The work demonstrates that this typing method can be a robust means of identifying locally linked isolates of C difficile - my concern for this method to be used more broadly is whether the MALDI data generated is reliable across different sites in different regions of the globe - i.e. do all isolates of a particular ribotype have the same MALDI pattern? There is no a priori reason to expect that they would, as ribotype and MALDI measure 2 distinct parameters of diversity that are not necessarily perfectly aligned. But this work and others referenced within suggest it may be worth evaluating this approach. Did the authors have access to any reference strains (027, 078) to try to validate their MALDI data against that of others?
According to the reviewer’s suggestion, the inter-laboratory reproducibility was more deeply discussed (Page 9, lines 303-311).
Unfortunately, at the moment it is not allowed to access to viable cultures of RT 027 and 078 or other laboratory reference strains. For the strain RT027 only the PCR-Ribotyping pattern is available in our collection. Despite we are aware about the epidemiological relevance of these two strains, in this study our approach was based on the assessment of the capabilities of MALDI-TOF MS, using a statistical classifying algorithm model, to discriminate among ribotypes circulating and randomly collected in our area.
Minor comments for the authors to consider changing
Page 1, line 17 : cause ->because
The change was done.
Page 1, line 38 – is constantly ->has been
The change was done.
Page 2 line 62 –infectious strains contextualizing to epidemic events->epidemic strains
The sentence was modified accordingly.
Page 2 line 66 –delete remarkably
The change was done.
Page 2, line 71 – answer properly at this ->serve
The sentence was modified accordingly.
Page 2, line 76 – cheapness->moderate price
The change was done.
Page 8 line 275 –the 44.6%->delete “the”
The change was done.
Page 8, line 279- the 98.4% -> delete “the”
The change was done.
Page 8, line 282- The best performances.. were->The better performance…was
The sentence was modified accordingly.
Page 8, line 287 – fewer->lesser
The change was done.
Page 9, line 290-Delete Although
The change was done.
Page 9, line 292 –reason of the failure->reason for the failure
The change was done.
Author Response File: Author Response.docx
Round 2
Reviewer 1 Report
This manuscript is much improved with the additional discussion regarding limitations of the current study and how their CAM may be improved to easily, quickly and cost effectively identify ribotypes isolated from clinical samples.
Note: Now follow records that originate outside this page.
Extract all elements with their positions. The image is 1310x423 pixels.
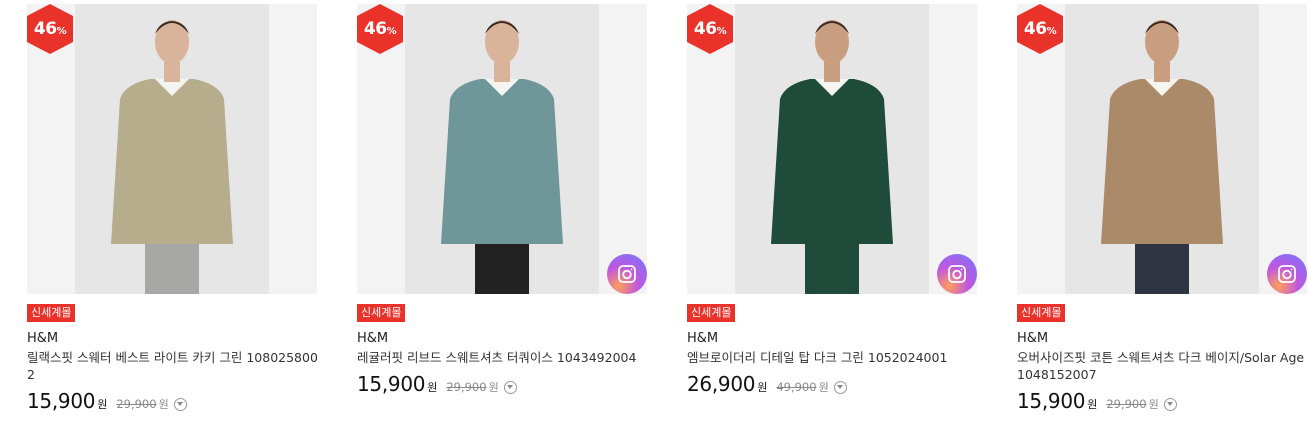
currency-unit: 원 bbox=[757, 381, 768, 394]
sale-price: 15,900 bbox=[357, 372, 426, 396]
price-info-icon[interactable] bbox=[173, 397, 187, 411]
model-photo bbox=[75, 4, 269, 294]
discount-label: 46% bbox=[363, 19, 397, 39]
price-row: 15,900 원 29,900 원 bbox=[1017, 389, 1307, 413]
brand-name[interactable]: H&M bbox=[27, 331, 317, 346]
photo-review-icon[interactable] bbox=[607, 254, 647, 294]
product-image[interactable]: 46% bbox=[1017, 4, 1307, 294]
original-price: 29,900 bbox=[116, 397, 157, 411]
brand-name[interactable]: H&M bbox=[1017, 331, 1307, 346]
product-image[interactable]: 46% bbox=[357, 4, 647, 294]
original-currency-unit: 원 bbox=[488, 381, 499, 394]
discount-badge-icon: 46% bbox=[357, 4, 403, 54]
sale-price: 26,900 bbox=[687, 372, 756, 396]
original-currency-unit: 원 bbox=[1148, 398, 1159, 411]
mall-tag: 신세계몰 bbox=[27, 304, 76, 322]
discount-badge-icon: 46% bbox=[1017, 4, 1063, 54]
currency-unit: 원 bbox=[97, 398, 108, 411]
mall-tag: 신세계몰 bbox=[357, 304, 406, 322]
brand-name[interactable]: H&M bbox=[357, 331, 647, 346]
sale-price: 15,900 bbox=[1017, 389, 1086, 413]
brand-name[interactable]: H&M bbox=[687, 331, 977, 346]
discount-label: 46% bbox=[693, 19, 727, 39]
discount-label: 46% bbox=[1023, 19, 1057, 39]
currency-unit: 원 bbox=[1087, 398, 1098, 411]
product-card[interactable]: 46% 신세계몰 H&M 레귤러핏 리브드 스웨트셔츠 터쿼이스 1043492… bbox=[357, 4, 647, 396]
mall-tag: 신세계몰 bbox=[687, 304, 736, 322]
photo-review-icon[interactable] bbox=[937, 254, 977, 294]
product-grid: 46% 신세계몰 H&M 릴랙스핏 스웨터 베스트 라이트 카키 그린 1080… bbox=[0, 0, 1310, 423]
discount-badge-icon: 46% bbox=[687, 4, 733, 54]
product-image[interactable]: 46% bbox=[27, 4, 317, 294]
product-image[interactable]: 46% bbox=[687, 4, 977, 294]
currency-unit: 원 bbox=[427, 381, 438, 394]
model-photo bbox=[1065, 4, 1259, 294]
price-info-icon[interactable] bbox=[503, 380, 517, 394]
original-price: 29,900 bbox=[1106, 397, 1147, 411]
model-photo bbox=[735, 4, 929, 294]
price-row: 26,900 원 49,900 원 bbox=[687, 372, 977, 396]
price-info-icon[interactable] bbox=[1163, 397, 1177, 411]
product-name[interactable]: 엠브로이더리 디테일 탑 다크 그린 1052024001 bbox=[687, 349, 979, 366]
sale-price: 15,900 bbox=[27, 389, 96, 413]
price-info-icon[interactable] bbox=[833, 380, 847, 394]
price-row: 15,900 원 29,900 원 bbox=[27, 389, 317, 413]
model-photo bbox=[405, 4, 599, 294]
product-name[interactable]: 오버사이즈핏 코튼 스웨트셔츠 다크 베이지/Solar Age 1048152… bbox=[1017, 349, 1309, 383]
product-card[interactable]: 46% 신세계몰 H&M 엠브로이더리 디테일 탑 다크 그린 10520240… bbox=[687, 4, 977, 396]
discount-label: 46% bbox=[33, 19, 67, 39]
product-name[interactable]: 레귤러핏 리브드 스웨트셔츠 터쿼이스 1043492004 bbox=[357, 349, 649, 366]
original-price: 49,900 bbox=[776, 380, 817, 394]
price-row: 15,900 원 29,900 원 bbox=[357, 372, 647, 396]
discount-badge-icon: 46% bbox=[27, 4, 73, 54]
mall-tag: 신세계몰 bbox=[1017, 304, 1066, 322]
original-price: 29,900 bbox=[446, 380, 487, 394]
original-currency-unit: 원 bbox=[818, 381, 829, 394]
original-currency-unit: 원 bbox=[158, 398, 169, 411]
product-card[interactable]: 46% 신세계몰 H&M 릴랙스핏 스웨터 베스트 라이트 카키 그린 1080… bbox=[27, 4, 319, 413]
photo-review-icon[interactable] bbox=[1267, 254, 1307, 294]
product-name[interactable]: 릴랙스핏 스웨터 베스트 라이트 카키 그린 1080258002 bbox=[27, 349, 319, 383]
product-card[interactable]: 46% 신세계몰 H&M 오버사이즈핏 코튼 스웨트셔츠 다크 베이지/Sola… bbox=[1017, 4, 1307, 413]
This discussion clearly places this study in the context of the field and the future of using MALDI-TOF for C. difficile classification.
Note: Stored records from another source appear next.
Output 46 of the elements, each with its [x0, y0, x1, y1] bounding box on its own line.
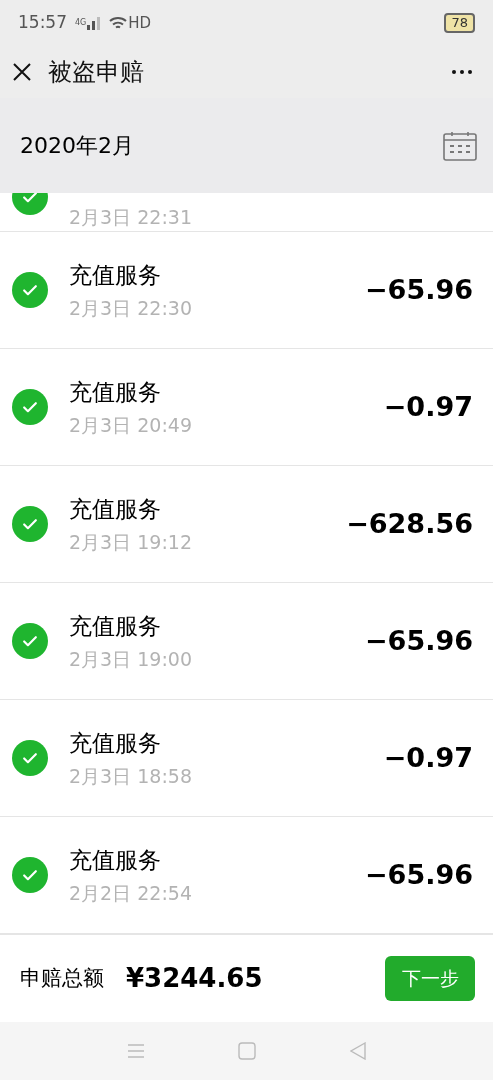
transaction-row[interactable]: 充值服务 2月3日 18:58 −0.97 [0, 700, 493, 817]
calendar-icon[interactable] [443, 130, 477, 161]
transaction-amount: −0.97 [383, 740, 473, 775]
page-title: 被盗申赔 [48, 57, 144, 88]
checked-icon[interactable] [12, 389, 48, 425]
transaction-date: 2月3日 19:12 [69, 530, 193, 554]
month-label: 2020年2月 [20, 132, 134, 160]
close-icon[interactable] [12, 62, 32, 82]
transaction-row[interactable]: 充值服务 2月3日 20:49 −0.97 [0, 349, 493, 466]
home-icon[interactable] [238, 1042, 257, 1060]
transaction-date: 2月3日 22:31 [69, 205, 192, 230]
transaction-date: 2月2日 22:54 [69, 881, 193, 905]
network-label: 4G [75, 19, 87, 27]
hd-label: HD [128, 12, 152, 34]
transaction-title: 充值服务 [69, 729, 162, 758]
signal-icon [86, 16, 101, 30]
transaction-amount: −0.97 [383, 389, 473, 424]
transaction-title: 充值服务 [69, 495, 162, 524]
checked-icon[interactable] [12, 740, 48, 776]
transaction-row[interactable]: 充值服务 2月3日 19:12 −628.56 [0, 466, 493, 583]
wifi-icon [108, 15, 129, 31]
transaction-title: 充值服务 [69, 612, 162, 641]
transaction-title: 充值服务 [69, 846, 162, 875]
transaction-amount: −65.96 [364, 623, 473, 658]
battery-indicator: 78 [444, 13, 475, 33]
transaction-amount: −65.96 [364, 272, 473, 307]
transaction-title: 充值服务 [69, 378, 162, 407]
more-icon[interactable] [451, 69, 473, 75]
total-amount: ¥3244.65 [126, 962, 263, 995]
transaction-amount: −65.96 [364, 857, 473, 892]
checked-icon[interactable] [12, 272, 48, 308]
checked-icon[interactable] [12, 857, 48, 893]
checked-icon[interactable] [12, 506, 48, 542]
transaction-title: 充值服务 [69, 261, 162, 290]
status-time: 15:57 [18, 11, 67, 35]
transaction-amount: −628.56 [346, 506, 473, 541]
transaction-date: 2月3日 22:30 [69, 296, 193, 320]
transaction-row[interactable]: 充值服务 2月3日 22:30 −65.96 [0, 232, 493, 349]
back-icon[interactable] [350, 1042, 367, 1060]
checked-icon[interactable] [12, 623, 48, 659]
menu-icon[interactable] [126, 1043, 145, 1059]
transaction-date: 2月3日 19:00 [69, 647, 193, 671]
total-label: 申赔总额 [20, 964, 104, 992]
transaction-date: 2月3日 20:49 [69, 413, 193, 437]
transaction-row[interactable]: 充值服务 2月3日 19:00 −65.96 [0, 583, 493, 700]
transaction-date: 2月3日 18:58 [69, 764, 193, 788]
Line 272: Please cite the previous study performed in your area that found RT018/RT126 as the most prevalent ribotypes.
Author Response
Reviewer 1
This manuscript is much improved with the additional discussion regarding limitations of the current study and how their CAM may be improved to easily, quickly and cost effectively identify ribotypes isolated from clinical samples. This discussion clearly places this study in the context of the field and the future of using MALDI-TOF for C. difficile classification.
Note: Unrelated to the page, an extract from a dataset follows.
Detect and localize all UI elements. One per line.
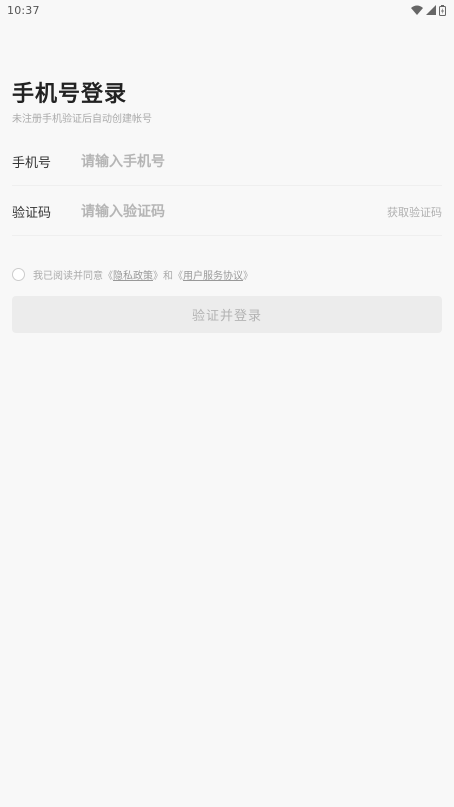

We thank the Reviewer to have recognized and appreciated the improvement to our discussion, based on his/her observations.
Line 272: Please cite the previous study performed in your area that found RT018/RT126 as the most prevalent ribotypes.
The cited study referred to a retrospective epidemiological investigation on the results of C. difficile PCR-Ribotyping strains circulating in our area. In that study, the strains representative of the two most frequently detected Ribotypes were sent to Cardiff reference laboratory and confirmed as PCR-ribotype 126 and 018. Although a manuscript related to this study was submitted to an international journal, this remains still unpublished. For this reason, “Data not shown” was replaced with “Unpublished data”.